Like many people, I’m deeply reliant on the internet. Having grown up with it over the years, I’ve transferred more and more of my offline life, online. This shift has largely been driven by convenience and I absolutely believe I can get more done online, especially with my smartphone, than I could offline. However, as this has been a gradual migration, I have not, until now, noticed the inherent inefficiencies of doing ‘stuff’ online. Using the internet should be far more convenient and manageable than it currently is. It’s only when I stepped back and evaluated my own online behaviours that this became evident. Here are my biggest gripes with using the internet today:
- My top frustration with using the internet is the overwhelming number of online accounts I have (115 in total) and as a result the volume of passwords I have to remember. This has been widely recognised as a problem for a long time but there’s still no easy way of managing this. The biggest surprise here was how many online accounts I had and how many I had forgotten about. I re-discovered many forgotten services by filing through the depths of my email account and checking my web browser’s saved passwords setting.
- Social networks offer a solution to this with federated log-ins, but I try to avoid them. I simply don’t trust how my personal data is being shared between the services and third parties.
- The volume of social networks I have to belong to in order to stay in touch with my various social groups. I really value the nuanced differences between the network providers, but I don’t understand why they don’t speak to each other like the wide variety of webmail services do.
- Managing basic services like contacts and calendars is really difficult if you have more than one service that requires these features – which I do. I cannot find an easy solution to keep all my calendars and contacts in one place so they are accessible on any device and any service that I use. Managing this manually takes up a lot of time.
- Moving house is a real pain in the real world; I don’t know anyone who relishes the prospect of going through the process. Once the stress of moving is over, many of my 115 digital accounts require my new address, a daunting prospect. It takes a good few hours to figure out who needs this information and provide them with an update. This task is elongated with difficulties remembering my password. For services like my energy supplier or mobile phone provider, I have little need to interact with them in between contract renewals so why would I remember my password?
- The difficulty in closing many online accounts. The 115 accounts I have is what I was left with once I had closed 37 dormant or unwanted accounts. Closing many of these accounts was very difficult and required numerous emails or worse phone calls.
- Furthermore, I closed some accounts where I had received excellent service and would definitely use again, but the product was so niche I can’t imagine I would purchase something similar again in the future. It’s a shame I cannot file these vendors in a system for future reference (where they don’t retain any of my sensitive information) and where I can recommend them to friends looking for their services.

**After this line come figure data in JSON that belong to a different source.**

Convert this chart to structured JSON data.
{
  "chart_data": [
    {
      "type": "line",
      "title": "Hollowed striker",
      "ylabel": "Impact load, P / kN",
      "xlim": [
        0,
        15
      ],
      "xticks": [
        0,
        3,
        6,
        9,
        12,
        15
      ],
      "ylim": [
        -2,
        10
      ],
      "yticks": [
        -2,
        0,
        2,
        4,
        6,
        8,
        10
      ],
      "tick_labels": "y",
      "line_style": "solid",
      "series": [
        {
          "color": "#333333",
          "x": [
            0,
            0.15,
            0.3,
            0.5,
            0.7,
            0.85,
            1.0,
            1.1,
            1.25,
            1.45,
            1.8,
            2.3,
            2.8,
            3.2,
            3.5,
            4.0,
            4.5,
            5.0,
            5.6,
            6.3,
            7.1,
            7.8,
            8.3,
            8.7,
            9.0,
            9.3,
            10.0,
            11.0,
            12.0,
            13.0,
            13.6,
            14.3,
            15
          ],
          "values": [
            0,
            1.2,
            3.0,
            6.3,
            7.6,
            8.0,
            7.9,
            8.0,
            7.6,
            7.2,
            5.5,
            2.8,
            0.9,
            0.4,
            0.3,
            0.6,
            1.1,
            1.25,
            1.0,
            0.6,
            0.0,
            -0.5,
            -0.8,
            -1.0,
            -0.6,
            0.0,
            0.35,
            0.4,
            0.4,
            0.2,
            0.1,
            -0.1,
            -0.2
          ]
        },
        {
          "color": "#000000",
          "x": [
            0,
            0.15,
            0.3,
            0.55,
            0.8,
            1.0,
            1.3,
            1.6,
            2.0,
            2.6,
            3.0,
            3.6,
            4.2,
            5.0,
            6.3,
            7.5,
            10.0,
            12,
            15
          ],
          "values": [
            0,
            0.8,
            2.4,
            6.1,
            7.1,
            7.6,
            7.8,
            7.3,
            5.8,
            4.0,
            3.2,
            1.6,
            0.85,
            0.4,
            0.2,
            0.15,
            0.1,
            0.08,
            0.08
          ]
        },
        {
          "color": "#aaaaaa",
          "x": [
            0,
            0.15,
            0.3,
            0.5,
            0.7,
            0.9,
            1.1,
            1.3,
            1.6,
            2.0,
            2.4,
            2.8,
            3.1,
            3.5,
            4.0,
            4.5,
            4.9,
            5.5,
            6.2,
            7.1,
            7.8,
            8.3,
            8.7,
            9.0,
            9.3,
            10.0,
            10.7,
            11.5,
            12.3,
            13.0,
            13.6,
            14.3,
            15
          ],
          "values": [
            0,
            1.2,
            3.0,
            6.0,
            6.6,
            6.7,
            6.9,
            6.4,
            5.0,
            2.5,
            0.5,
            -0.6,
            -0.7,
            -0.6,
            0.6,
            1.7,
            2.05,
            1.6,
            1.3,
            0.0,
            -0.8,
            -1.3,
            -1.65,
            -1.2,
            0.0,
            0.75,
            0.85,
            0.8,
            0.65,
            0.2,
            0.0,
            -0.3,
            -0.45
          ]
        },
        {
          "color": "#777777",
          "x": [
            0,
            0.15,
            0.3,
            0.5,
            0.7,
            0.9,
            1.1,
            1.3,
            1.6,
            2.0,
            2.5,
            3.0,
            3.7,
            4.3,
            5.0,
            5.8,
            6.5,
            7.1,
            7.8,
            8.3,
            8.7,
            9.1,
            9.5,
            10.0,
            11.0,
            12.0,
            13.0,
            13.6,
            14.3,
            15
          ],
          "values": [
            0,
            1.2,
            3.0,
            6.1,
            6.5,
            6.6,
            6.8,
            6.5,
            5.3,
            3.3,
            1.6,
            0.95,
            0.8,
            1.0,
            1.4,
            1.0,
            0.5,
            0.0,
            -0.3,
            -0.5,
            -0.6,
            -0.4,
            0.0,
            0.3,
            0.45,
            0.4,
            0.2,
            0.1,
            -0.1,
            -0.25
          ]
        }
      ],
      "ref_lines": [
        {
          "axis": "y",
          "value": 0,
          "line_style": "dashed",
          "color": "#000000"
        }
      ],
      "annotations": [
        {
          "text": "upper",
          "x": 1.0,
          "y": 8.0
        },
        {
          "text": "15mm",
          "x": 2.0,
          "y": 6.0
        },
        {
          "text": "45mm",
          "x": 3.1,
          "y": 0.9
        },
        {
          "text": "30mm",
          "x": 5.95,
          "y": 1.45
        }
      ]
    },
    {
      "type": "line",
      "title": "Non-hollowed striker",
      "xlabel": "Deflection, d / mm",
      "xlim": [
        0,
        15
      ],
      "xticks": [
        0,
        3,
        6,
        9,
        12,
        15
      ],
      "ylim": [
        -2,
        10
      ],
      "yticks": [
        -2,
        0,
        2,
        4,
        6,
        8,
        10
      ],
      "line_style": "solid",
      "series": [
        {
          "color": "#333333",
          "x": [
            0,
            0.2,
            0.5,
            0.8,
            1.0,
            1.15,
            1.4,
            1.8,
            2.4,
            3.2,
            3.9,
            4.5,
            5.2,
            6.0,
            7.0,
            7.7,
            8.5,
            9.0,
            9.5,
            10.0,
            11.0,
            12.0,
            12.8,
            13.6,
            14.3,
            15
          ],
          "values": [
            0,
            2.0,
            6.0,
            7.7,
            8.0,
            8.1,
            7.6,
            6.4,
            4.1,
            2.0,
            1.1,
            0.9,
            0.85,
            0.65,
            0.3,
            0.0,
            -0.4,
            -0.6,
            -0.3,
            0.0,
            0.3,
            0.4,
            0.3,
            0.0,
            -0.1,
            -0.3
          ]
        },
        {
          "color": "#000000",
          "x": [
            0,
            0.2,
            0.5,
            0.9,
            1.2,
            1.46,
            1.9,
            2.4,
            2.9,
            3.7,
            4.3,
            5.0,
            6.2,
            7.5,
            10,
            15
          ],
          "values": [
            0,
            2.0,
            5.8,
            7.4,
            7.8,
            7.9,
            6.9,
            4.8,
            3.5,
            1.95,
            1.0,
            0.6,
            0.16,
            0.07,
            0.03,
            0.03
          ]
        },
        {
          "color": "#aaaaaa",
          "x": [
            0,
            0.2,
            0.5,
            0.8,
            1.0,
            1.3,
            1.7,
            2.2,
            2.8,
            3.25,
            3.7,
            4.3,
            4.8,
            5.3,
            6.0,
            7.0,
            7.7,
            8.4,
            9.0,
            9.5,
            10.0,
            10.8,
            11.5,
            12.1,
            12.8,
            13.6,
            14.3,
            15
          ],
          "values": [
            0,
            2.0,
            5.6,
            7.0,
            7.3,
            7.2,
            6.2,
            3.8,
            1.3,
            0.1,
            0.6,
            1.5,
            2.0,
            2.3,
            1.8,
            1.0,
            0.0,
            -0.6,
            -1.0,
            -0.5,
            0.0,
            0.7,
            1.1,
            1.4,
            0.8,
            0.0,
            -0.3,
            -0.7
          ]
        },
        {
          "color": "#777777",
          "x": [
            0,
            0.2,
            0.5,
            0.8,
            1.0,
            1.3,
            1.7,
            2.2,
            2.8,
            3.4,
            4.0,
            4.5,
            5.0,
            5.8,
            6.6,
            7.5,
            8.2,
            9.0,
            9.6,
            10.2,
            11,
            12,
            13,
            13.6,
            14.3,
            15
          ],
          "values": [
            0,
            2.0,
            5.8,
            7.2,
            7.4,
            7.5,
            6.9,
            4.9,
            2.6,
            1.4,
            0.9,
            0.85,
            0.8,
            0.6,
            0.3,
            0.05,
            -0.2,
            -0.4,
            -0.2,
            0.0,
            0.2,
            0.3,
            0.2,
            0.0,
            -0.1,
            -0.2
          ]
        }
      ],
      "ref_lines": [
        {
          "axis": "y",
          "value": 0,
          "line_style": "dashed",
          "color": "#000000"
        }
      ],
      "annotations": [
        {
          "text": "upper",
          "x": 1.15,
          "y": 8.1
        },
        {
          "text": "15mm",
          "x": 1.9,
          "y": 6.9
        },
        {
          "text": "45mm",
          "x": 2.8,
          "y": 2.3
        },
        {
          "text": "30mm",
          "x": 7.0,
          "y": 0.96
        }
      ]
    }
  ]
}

This would be a big boost to small businesses!
- In a few cases I felt completely strong-armed by the vendor as they had written into their T&Cs unreasonable policies. These extreme examples were uncommon but the two that angered me most and negatively impacted my perception of the vendor and willingness to deal with them again, were: Direct Line, charged me £15 pounds to change my address! And Starbucks, who refused to close my account I no longer use!

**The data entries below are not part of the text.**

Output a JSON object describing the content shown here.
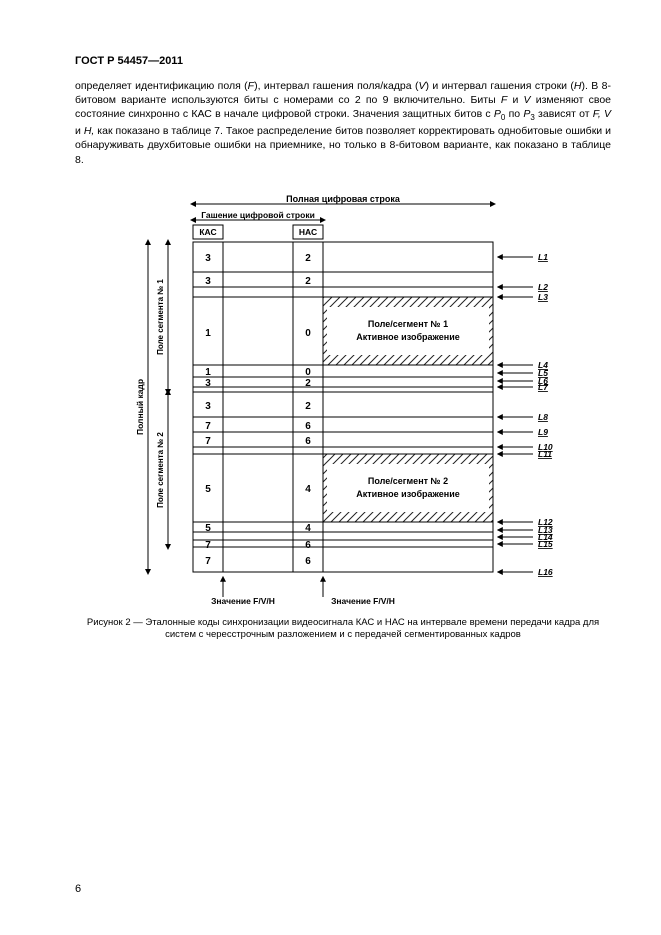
{
  "header": "ГОСТ Р 54457—2011",
  "paragraph": {
    "t1": "определяет идентификацию поля (",
    "i1": "F",
    "t2": "), интервал гашения поля/кадра (",
    "i2": "V",
    "t3": ") и интервал гашения строки (",
    "i3": "H",
    "t4": "). В 8-битовом варианте используются биты с номерами со 2 по 9 включительно. Биты ",
    "i4": "F",
    "t5": " и ",
    "i5": "V",
    "t6": " изменяют свое состояние синхронно с КАС в начале цифровой строки. Значения защитных битов с ",
    "i6": "P",
    "s6": "0",
    "t7": " по ",
    "i7": "P",
    "s7": "3",
    "t8": " зависят от ",
    "i8": "F, V",
    "t9": " и ",
    "i9": "H,",
    "t10": " как показано в таблице 7. Такое распределение битов позволяет корректировать однобитовые ошибки и обнаруживать двухбитовые ошибки на приемнике, но только в 8-битовом варианте, как показано в таблице 8."
  },
  "figure": {
    "title_top": "Полная цифровая строка",
    "title_blank": "Гашение цифровой строки",
    "kac": "КАС",
    "nac": "НАС",
    "seg1_title": "Поле/сегмент № 1",
    "seg1_sub": "Активное изображение",
    "seg2_title": "Поле/сегмент № 2",
    "seg2_sub": "Активное изображение",
    "fvh1": "Значение F/V/H",
    "fvh2": "Значение F/V/H",
    "full_frame": "Полный кадр",
    "seg_label1": "Поле сегмента № 1",
    "seg_label2": "Поле сегмента № 2",
    "L": [
      "L1",
      "L2",
      "L3",
      "L4",
      "L5",
      "L6",
      "L7",
      "L8",
      "L9",
      "L10",
      "L11",
      "L12",
      "L13",
      "L14",
      "L15",
      "L16"
    ],
    "left_col": [
      "3",
      "3",
      "1",
      "1",
      "3",
      "3",
      "7",
      "7",
      "5",
      "5",
      "7",
      "7"
    ],
    "right_col": [
      "2",
      "2",
      "0",
      "0",
      "2",
      "2",
      "6",
      "6",
      "4",
      "4",
      "6",
      "6"
    ]
  },
  "caption": "Рисунок 2 — Эталонные коды синхронизации видеосигнала КАС и НАС на интервале времени передачи кадра для систем с чересстрочным разложением и с передачей сегментированных кадров",
  "page_num": "6",
  "style": {
    "stroke": "#000000",
    "hatch_stroke": "#222222",
    "font_main": 10,
    "font_small": 9
  }
}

- Finally, the internet is so noisy! I’m fairly sure that if there were less adverts and fewer people vying for my attention, I would be less distracted and get things done much quicker. (Nicholas Carr, has written an excellent book called “The Shallows” about the impact of the Internet, as a medium, on our minds)
This is not meant to be a rant, just a personal reflection on the inefficiencies of using the internet. I learnt a lot about the pain points of using the internet and managing the vast amount of relationships (social and business related) I have online. There’s still much work to do to make the individual experience a much simpler and convenient one. There are lots of people and organisations working on these very problems. Indeed, I have worked with some of them trying to solve them.
One thing is for sure, having gone through this experience, I am even more convinced that the shift to a more customer centric, personal information economy is ever more likely.